Despite the fact that I was staring ahead, focusing my eyes on the road, I could still see Riley staring intently at me from the passenger's side. She was twirling her hair around her finger too before letting it go, causing a loose curl. As this was happening, I thought of a quote from one of my favourite authors, Leo Tolstoy. It goes a little something like this;

"He stepped down, trying not to look long at her, as if she were the sun, yet he saw her, like the sun, even without looking"

"Hey, have you read Anna Karenina?" I asked.

"No. Have you?"

"Yeap. You should look into that" I suggested.
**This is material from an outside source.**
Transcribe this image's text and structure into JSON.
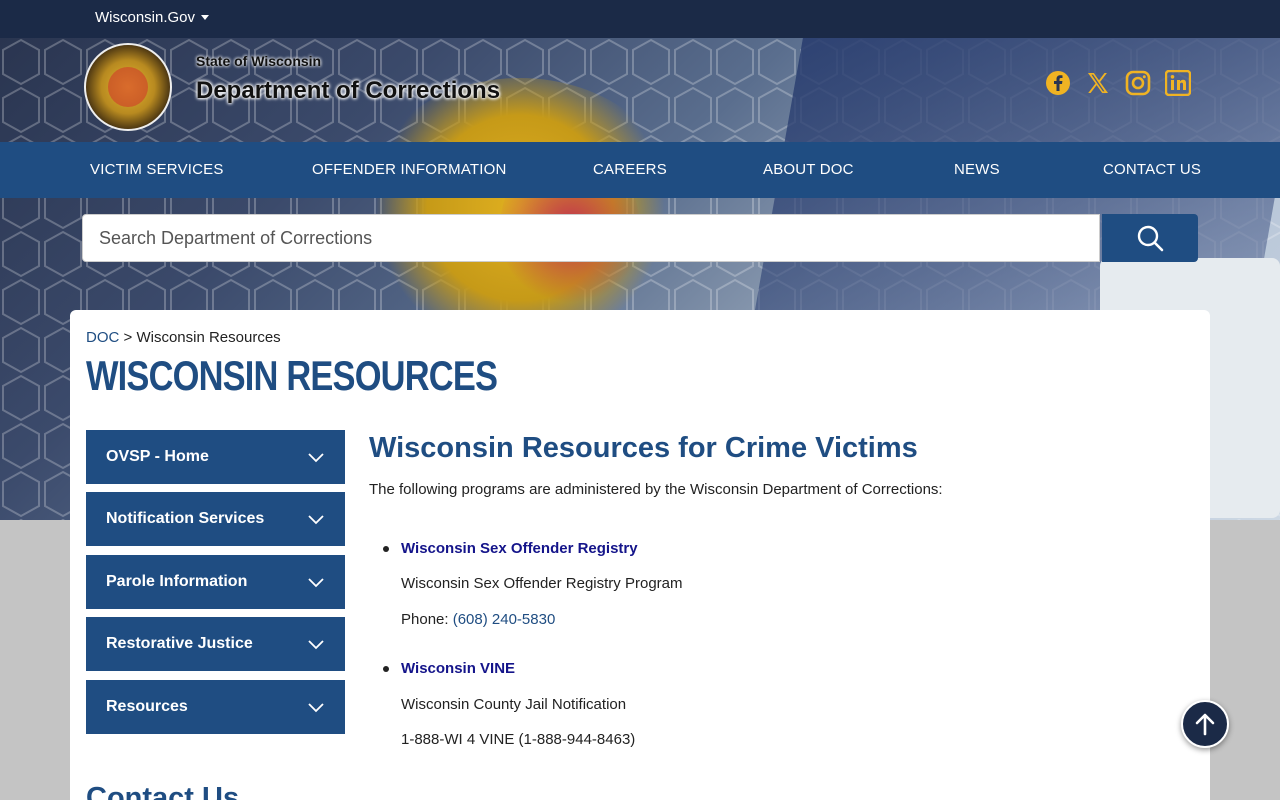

She smiled. "Maybe I will."

She is the sun.

She is my sun.

~

Amidst our playful banter and occasional hogging of which song to play in the car, Riley kept trying to squeeze in a couple of questions pertaining to my illness. Now that she knew about it, her eyes burned with curiosity and there was a touch of worry, an edge, to her voice when she spoke to me. I knew it was going to happen. She was starting to look at me differently; as if I was hanging precariously on a high-wire and if she uttered a word, her breath could send me plummeting to my death.
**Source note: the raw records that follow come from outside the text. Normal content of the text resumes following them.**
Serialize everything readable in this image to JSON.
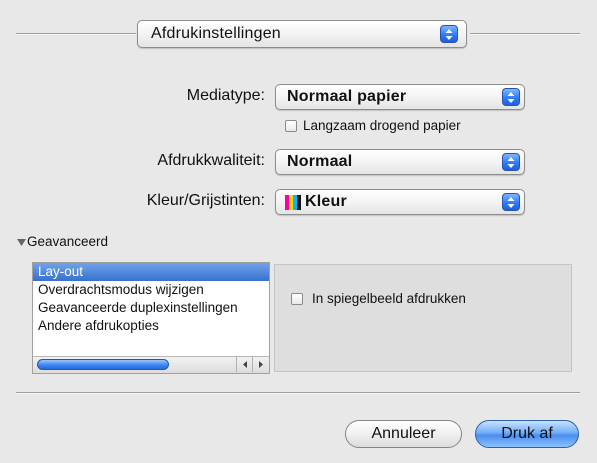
{
  "header": {
    "panel_popup": "Afdrukinstellingen"
  },
  "settings": {
    "mediatype_label": "Mediatype:",
    "mediatype_value": "Normaal papier",
    "slow_drying_label": "Langzaam drogend papier",
    "quality_label": "Afdrukkwaliteit:",
    "quality_value": "Normaal",
    "color_label": "Kleur/Grijstinten:",
    "color_value": "Kleur"
  },
  "advanced": {
    "disclosure_label": "Geavanceerd",
    "list_items": [
      "Lay-out",
      "Overdrachtsmodus wijzigen",
      "Geavanceerde duplexinstellingen",
      "Andere afdrukopties"
    ],
    "selected_index": 0,
    "mirror_label": "In spiegelbeeld afdrukken"
  },
  "footer": {
    "cancel_label": "Annuleer",
    "print_label": "Druk af"
  },
  "colors": {
    "selection": "#3771cf",
    "default_button": "#4b8ef0"
  }
}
She asked questions like "what medicine are you on?", "does Scooter know?", "does it hurt?" etcetera but I could sense that she was treading lightly. She had seen me cry earlier in the day and that had never happened before. Since she knew that I wasn't unbreakable, she's wrapped a blanket of soft words and kindness around me so she would never see me crack again. I wish I hadn't cried. I wish I could maintain her perception of me as the guy who never took things seriously; the guy who never cared enough about anything to cry. I wanted to be him so badly but I guess I'm not and I guess I should be okay with that.

~

The Beatles' I Wanna Hold Your Hand was playing in the background as we arrived at Riley's house. We were supposed to be gone for a full week but since Riley found out about my secret, I just couldn't do it anymore. The trip would change and I didn't want to see sympathy in her eyes and for her to remember me in that way; to remember our first and last road trip together in that way.
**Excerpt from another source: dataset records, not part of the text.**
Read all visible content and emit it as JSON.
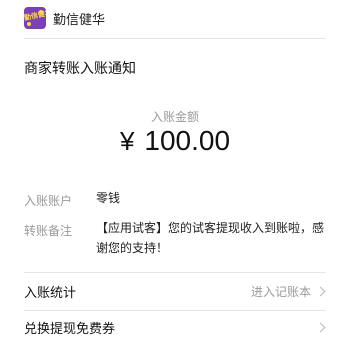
{
  "header": {
    "logo_text": "勤信健华",
    "app_name": "勤信健华"
  },
  "notice": {
    "title": "商家转账入账通知"
  },
  "amount": {
    "label": "入账金额",
    "currency": "¥",
    "value": "100.00"
  },
  "details": [
    {
      "label": "入账账户",
      "value": "零钱"
    },
    {
      "label": "转账备注",
      "value": "【应用试客】您的试客提现收入到账啦，感谢您的支持！"
    }
  ],
  "links": [
    {
      "label": "入账统计",
      "hint": "进入记账本",
      "icon": "chevron-right-icon"
    },
    {
      "label": "兑换提现免费券",
      "hint": "",
      "icon": "chevron-right-icon"
    }
  ],
  "colors": {
    "logo_bg": "#7b3fb7",
    "logo_fg": "#ffd84a",
    "muted_text": "#9b9b9b",
    "divider": "#e6e6e6"
  }
}
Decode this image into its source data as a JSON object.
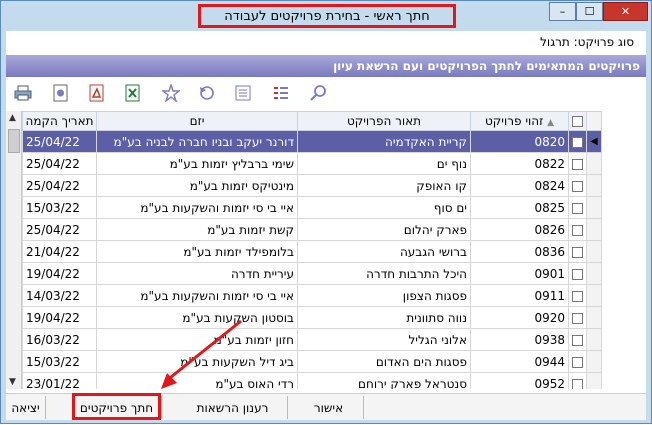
{
  "window": {
    "title": "חתך ראשי - בחירת פרויקטים לעבודה",
    "min": "–",
    "max": "☐",
    "close": "✕"
  },
  "project_type": "סוג פרויקט: תרגול",
  "banner": "פרויקטים המתאימים לחתך הפרויקטים ועם הרשאת עיון",
  "columns": {
    "date": "תאריך הקמה",
    "developer": "יזם",
    "description": "תאור הפרויקט",
    "number": "זהוי פרויקט"
  },
  "rows": [
    {
      "date": "25/04/22",
      "developer": "דורנר יעקב ובניו חברה לבניה בע\"מ",
      "description": "קריית האקדמיה",
      "number": "0820",
      "selected": true
    },
    {
      "date": "25/04/22",
      "developer": "שימי ברבליץ יזמות בע\"מ",
      "description": "נוף ים",
      "number": "0822"
    },
    {
      "date": "25/04/22",
      "developer": "מינטיקס יזמות בע\"מ",
      "description": "קו האופק",
      "number": "0824"
    },
    {
      "date": "15/03/22",
      "developer": "איי בי סי יזמות והשקעות בע\"מ",
      "description": "ים סוף",
      "number": "0825"
    },
    {
      "date": "25/04/22",
      "developer": "קשת יזמות בע\"מ",
      "description": "פארק יהלום",
      "number": "0826"
    },
    {
      "date": "21/04/22",
      "developer": "בלומפילד יזמות בע\"מ",
      "description": "ברושי הגבעה",
      "number": "0836"
    },
    {
      "date": "19/04/22",
      "developer": "עיריית חדרה",
      "description": "היכל התרבות חדרה",
      "number": "0901"
    },
    {
      "date": "14/03/22",
      "developer": "איי בי סי יזמות והשקעות בע\"מ",
      "description": "פסגות הצפון",
      "number": "0911"
    },
    {
      "date": "19/04/22",
      "developer": "בוסטון השקעות בע\"מ",
      "description": "נווה סתוונית",
      "number": "0920"
    },
    {
      "date": "16/03/22",
      "developer": "חזון יזמות בע\"מ",
      "description": "אלוני הגליל",
      "number": "0938"
    },
    {
      "date": "15/03/22",
      "developer": "ביג דיל השקעות בע\"מ",
      "description": "פסגות הים האדום",
      "number": "0944"
    },
    {
      "date": "23/01/22",
      "developer": "רדי האוס בע\"מ",
      "description": "סנטראל פארק ירוחם",
      "number": "0952"
    }
  ],
  "buttons": {
    "exit": "יציאה",
    "cross_section": "חתך פרויקטים",
    "refresh": "רענון הרשאות",
    "ok": "אישור"
  },
  "colors": {
    "highlight": "#e3161b",
    "selection": "#5c5fa6"
  }
}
I got out of the car to open the door for her before helping her unload her stuff from the trunk. It was messy as can be and she just smiled knowingly at how I would never change. Old habits die hard, I suppose.

I slung her bags across my shoulders as I walked her to her house. She rang the bell and Patrick answered with a piece of beef jerky hanging out of his mouth. His eyes widened and the jerky fell to the floor as he hooted at his little sister. He picked her up like she weighed nothing and spun her around, just because he knew how much Riley hated it when he did that.